Jika sebuah karya dibuat oleh AI sebanyak 100 persen, Supratman menyebut negara tidak dapat memberikan perlindungan hak cipta terhadap karya tersebut secara penuh. Sebab, ada unsur seni dan rasa yang hilang.
"Dalam konteks saat ini, negara belum dapat memberikan perlindungan hukum secara menyeluruh terhadap karya yang diproduksi sepenuhnya oleh AI," kata Supratman.
Lebih lanjut, Supratman menyebut masyarakat tak boleh terlalu percaya pada kecerdasan artifisial (AI). Jangan menganggapnya sebagai kebenaran mutlak.
Menurutnya, AI tidak memiliki sesuatu yang dimiliki manusia, yaitu rasa. Selain itu, penggunaan AI juga tergantung dari manusia yang menggunakan AI itu sendiri.
Alhasil, masyarakat harus mulai menempatkan AI sebagai alat bantu. Apa yang disampaikan oleh AI tetap harus melalui proses pengecekan tersendiri, terutama jika berkaitan dengan karya dan hak cipta.
"AI tidak memiliki sesuatu yang dimiliki manusia, yaitu rasa. AI memang penting sebagai alat bantu. Namun apabila AI dijadikan satu-satunya sumber kebenaran, tentu hal itu belum tepat," ujar Supratman.
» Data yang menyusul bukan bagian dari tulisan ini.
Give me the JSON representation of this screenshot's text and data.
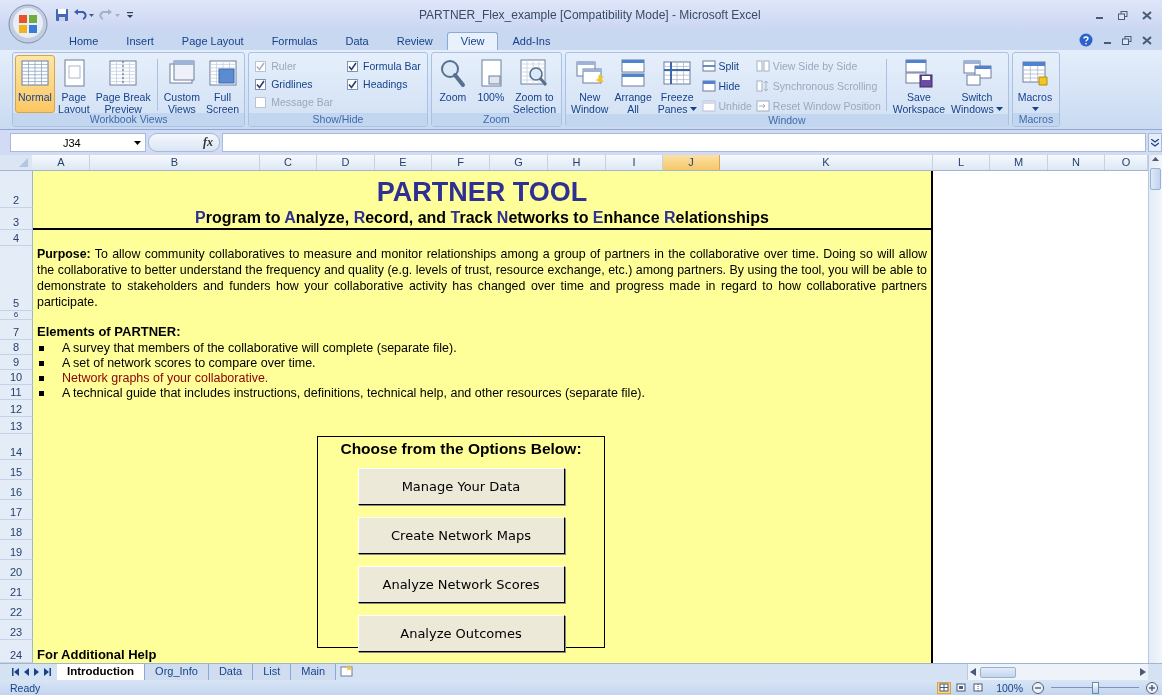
{
  "window": {
    "title": "PARTNER_Flex_example  [Compatibility Mode] - Microsoft Excel"
  },
  "ribbon_tabs": [
    {
      "label": "Home",
      "selected": false
    },
    {
      "label": "Insert",
      "selected": false
    },
    {
      "label": "Page Layout",
      "selected": false
    },
    {
      "label": "Formulas",
      "selected": false
    },
    {
      "label": "Data",
      "selected": false
    },
    {
      "label": "Review",
      "selected": false
    },
    {
      "label": "View",
      "selected": true
    },
    {
      "label": "Add-Ins",
      "selected": false
    }
  ],
  "ribbon_groups": [
    {
      "label": "Workbook Views",
      "items": [
        {
          "kind": "large",
          "label": "Normal",
          "selected": true
        },
        {
          "kind": "large",
          "label": "Page\nLayout",
          "selected": false
        },
        {
          "kind": "large",
          "label": "Page Break\nPreview",
          "selected": false
        },
        {
          "kind": "separator"
        },
        {
          "kind": "large",
          "label": "Custom\nViews",
          "selected": false
        },
        {
          "kind": "large",
          "label": "Full\nScreen",
          "selected": false
        }
      ]
    },
    {
      "label": "Show/Hide",
      "items": [
        {
          "kind": "checkbox",
          "label": "Ruler",
          "checked": true,
          "disabled": true
        },
        {
          "kind": "checkbox",
          "label": "Gridlines",
          "checked": true,
          "disabled": false
        },
        {
          "kind": "checkbox",
          "label": "Message Bar",
          "checked": false,
          "disabled": true
        },
        {
          "kind": "checkbox",
          "label": "Formula Bar",
          "checked": true,
          "disabled": false
        },
        {
          "kind": "checkbox",
          "label": "Headings",
          "checked": true,
          "disabled": false
        }
      ]
    },
    {
      "label": "Zoom",
      "items": [
        {
          "kind": "large",
          "label": "Zoom"
        },
        {
          "kind": "large",
          "label": "100%"
        },
        {
          "kind": "large",
          "label": "Zoom to\nSelection"
        }
      ]
    },
    {
      "label": "Window",
      "items": [
        {
          "kind": "large",
          "label": "New\nWindow"
        },
        {
          "kind": "large",
          "label": "Arrange\nAll"
        },
        {
          "kind": "large",
          "label": "Freeze\nPanes",
          "dropdown": true
        },
        {
          "kind": "small",
          "label": "Split",
          "disabled": false
        },
        {
          "kind": "small",
          "label": "Hide",
          "disabled": false
        },
        {
          "kind": "small",
          "label": "Unhide",
          "disabled": true
        },
        {
          "kind": "small",
          "label": "View Side by Side",
          "disabled": true
        },
        {
          "kind": "small",
          "label": "Synchronous Scrolling",
          "disabled": true
        },
        {
          "kind": "small",
          "label": "Reset Window Position",
          "disabled": true
        },
        {
          "kind": "separator"
        },
        {
          "kind": "large",
          "label": "Save\nWorkspace"
        },
        {
          "kind": "large",
          "label": "Switch\nWindows",
          "dropdown": true
        }
      ]
    },
    {
      "label": "Macros",
      "items": [
        {
          "kind": "large",
          "label": "Macros",
          "dropdown": true
        }
      ]
    }
  ],
  "formula_bar": {
    "name_box": "J34",
    "function_label": "fx"
  },
  "columns": [
    {
      "label": "A",
      "selected": false
    },
    {
      "label": "B",
      "selected": false
    },
    {
      "label": "C",
      "selected": false
    },
    {
      "label": "D",
      "selected": false
    },
    {
      "label": "E",
      "selected": false
    },
    {
      "label": "F",
      "selected": false
    },
    {
      "label": "G",
      "selected": false
    },
    {
      "label": "H",
      "selected": false
    },
    {
      "label": "I",
      "selected": false
    },
    {
      "label": "J",
      "selected": true
    },
    {
      "label": "K",
      "selected": false
    },
    {
      "label": "L",
      "selected": false
    },
    {
      "label": "M",
      "selected": false
    },
    {
      "label": "N",
      "selected": false
    },
    {
      "label": "O",
      "selected": false
    }
  ],
  "rows": [
    {
      "number": "2",
      "kind": "title",
      "text": "PARTNER TOOL"
    },
    {
      "number": "3",
      "kind": "subtitle",
      "segments": [
        {
          "text": "P",
          "accent": true
        },
        {
          "text": "rogram to ",
          "accent": false
        },
        {
          "text": "A",
          "accent": true
        },
        {
          "text": "nalyze, ",
          "accent": false
        },
        {
          "text": "R",
          "accent": true
        },
        {
          "text": "ecord, and ",
          "accent": false
        },
        {
          "text": "T",
          "accent": true
        },
        {
          "text": "rack ",
          "accent": false
        },
        {
          "text": "N",
          "accent": true
        },
        {
          "text": "etworks to ",
          "accent": false
        },
        {
          "text": "E",
          "accent": true
        },
        {
          "text": "nhance ",
          "accent": false
        },
        {
          "text": "R",
          "accent": true
        },
        {
          "text": "elationships",
          "accent": false
        }
      ]
    },
    {
      "number": "4",
      "kind": "empty"
    },
    {
      "number": "5",
      "kind": "paragraph",
      "text": "**Purpose:**  To allow community collaboratives to measure and monitor relationships among a group of partners in the collaborative over time.  Doing so will allow the collaborative to better understand the frequency and quality (e.g. levels of trust, resource exchange, etc.) among partners. By using the tool, you will be able to demonstrate to stakeholders and funders how your collaborative activity has changed over time and progress made in regard to how collaborative partners participate."
    },
    {
      "number": "6",
      "kind": "empty"
    },
    {
      "number": "7",
      "kind": "heading",
      "text": "Elements of PARTNER:"
    },
    {
      "number": "8",
      "kind": "bullet",
      "text": "A survey that members of the collaborative will complete (separate file).",
      "color": "#000000"
    },
    {
      "number": "9",
      "kind": "bullet",
      "text": "A set of network scores to compare over time.",
      "color": "#000000"
    },
    {
      "number": "10",
      "kind": "bullet",
      "text": "Network graphs of your collaborative.",
      "color": "#8b0000"
    },
    {
      "number": "11",
      "kind": "bullet",
      "text": "A technical guide that includes instructions, definitions, technical help, and other resources (separate file).",
      "color": "#000000"
    },
    {
      "number": "12",
      "kind": "empty"
    },
    {
      "number": "13",
      "kind": "empty"
    },
    {
      "number": "14",
      "kind": "empty"
    },
    {
      "number": "15",
      "kind": "empty"
    },
    {
      "number": "16",
      "kind": "empty"
    },
    {
      "number": "17",
      "kind": "empty"
    },
    {
      "number": "18",
      "kind": "empty"
    },
    {
      "number": "19",
      "kind": "empty"
    },
    {
      "number": "20",
      "kind": "empty"
    },
    {
      "number": "21",
      "kind": "empty"
    },
    {
      "number": "22",
      "kind": "empty"
    },
    {
      "number": "23",
      "kind": "empty"
    },
    {
      "number": "24",
      "kind": "heading",
      "text": "For Additional Help"
    }
  ],
  "options_box": {
    "heading": "Choose from the Options Below:",
    "buttons": [
      "Manage Your Data",
      "Create Network Maps",
      "Analyze Network Scores",
      "Analyze Outcomes"
    ]
  },
  "sheet_tabs": [
    {
      "label": "Introduction",
      "selected": true
    },
    {
      "label": "Org_Info",
      "selected": false
    },
    {
      "label": "Data",
      "selected": false
    },
    {
      "label": "List",
      "selected": false
    },
    {
      "label": "Main",
      "selected": false
    }
  ],
  "status_bar": {
    "text": "Ready",
    "view_buttons": [
      {
        "selected": true
      },
      {
        "selected": false
      },
      {
        "selected": false
      }
    ],
    "zoom": "100%",
    "zoom_slider": {
      "level": 0.5
    }
  }
}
IDN menggelar Indonesia Summit 2026, sebuah konferensi independen yang khusus diselenggarakan untuk dan melibatkan generasi Milenial dan Gen Z di Tanah Air. Dengan tema "The Next Us: Indonesia's Leap in the Algorithmic Age". IS 2026 bertujuan membentuk dan membangun masa depan Indonesia dengan menyatukan para pemimpin dan tokoh nasional dari seluruh nusantara.
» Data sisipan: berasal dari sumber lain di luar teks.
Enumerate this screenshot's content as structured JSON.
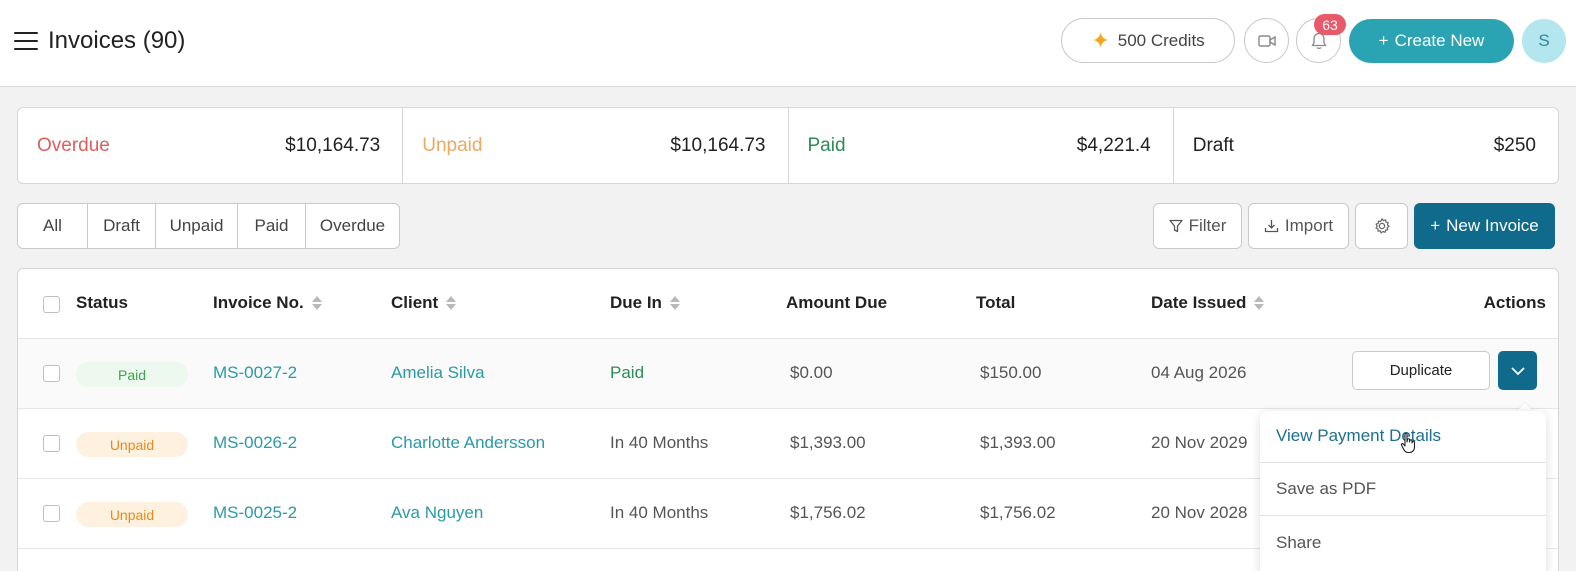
{
  "header": {
    "title": "Invoices (90)",
    "credits_label": "500 Credits",
    "notification_count": "63",
    "create_label": "Create New",
    "avatar_initial": "S"
  },
  "summary": [
    {
      "label": "Overdue",
      "value": "$10,164.73",
      "color": "#e05d5d"
    },
    {
      "label": "Unpaid",
      "value": "$10,164.73",
      "color": "#f0a860"
    },
    {
      "label": "Paid",
      "value": "$4,221.4",
      "color": "#2e8b57"
    },
    {
      "label": "Draft",
      "value": "$250",
      "color": "#222222"
    }
  ],
  "tabs": [
    "All",
    "Draft",
    "Unpaid",
    "Paid",
    "Overdue"
  ],
  "toolbar": {
    "filter_label": "Filter",
    "import_label": "Import",
    "new_invoice_label": "New Invoice"
  },
  "table": {
    "columns": [
      "Status",
      "Invoice No.",
      "Client",
      "Due In",
      "Amount Due",
      "Total",
      "Date Issued",
      "Actions"
    ],
    "rows": [
      {
        "status": "Paid",
        "invoice": "MS-0027-2",
        "client": "Amelia Silva",
        "due": "Paid",
        "amount_due": "$0.00",
        "total": "$150.00",
        "date": "04 Aug 2026"
      },
      {
        "status": "Unpaid",
        "invoice": "MS-0026-2",
        "client": "Charlotte Andersson",
        "due": "In 40 Months",
        "amount_due": "$1,393.00",
        "total": "$1,393.00",
        "date": "20 Nov 2029"
      },
      {
        "status": "Unpaid",
        "invoice": "MS-0025-2",
        "client": "Ava Nguyen",
        "due": "In 40 Months",
        "amount_due": "$1,756.02",
        "total": "$1,756.02",
        "date": "20 Nov 2028"
      }
    ],
    "duplicate_label": "Duplicate"
  },
  "dropdown": {
    "items": [
      "View Payment Details",
      "Save as PDF",
      "Share"
    ]
  },
  "colors": {
    "accent": "#2aa3b3",
    "primary": "#0f6a8c"
  }
}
IS 2026 diadakan di Tribrata Dharmawangsa, Jakarta, pada 17-18 Juni 2026. Dalam IS 2026, IDN juga meluncurkan Indonesia Millennial and Gen-Z Report 2027.
Survei ini dikerjakan oleh IDN Research Institute. Melalui survei ini, IDN Media menggali aspirasi dan DNA Milenial dan Gen Z, apa nilai-nilai yang mendasari tindakan mereka. Survei ini menjangkau responden Milenial dan Gen Z di sembilan wilayah di Indonesia, antara lain Sumatra Utara, Kepulauan Riau, Jakarta, Jawa Barat, Jawa Tengah, Yogyakarta, Jawa Timur, Kalimantan, dan Sulawesi.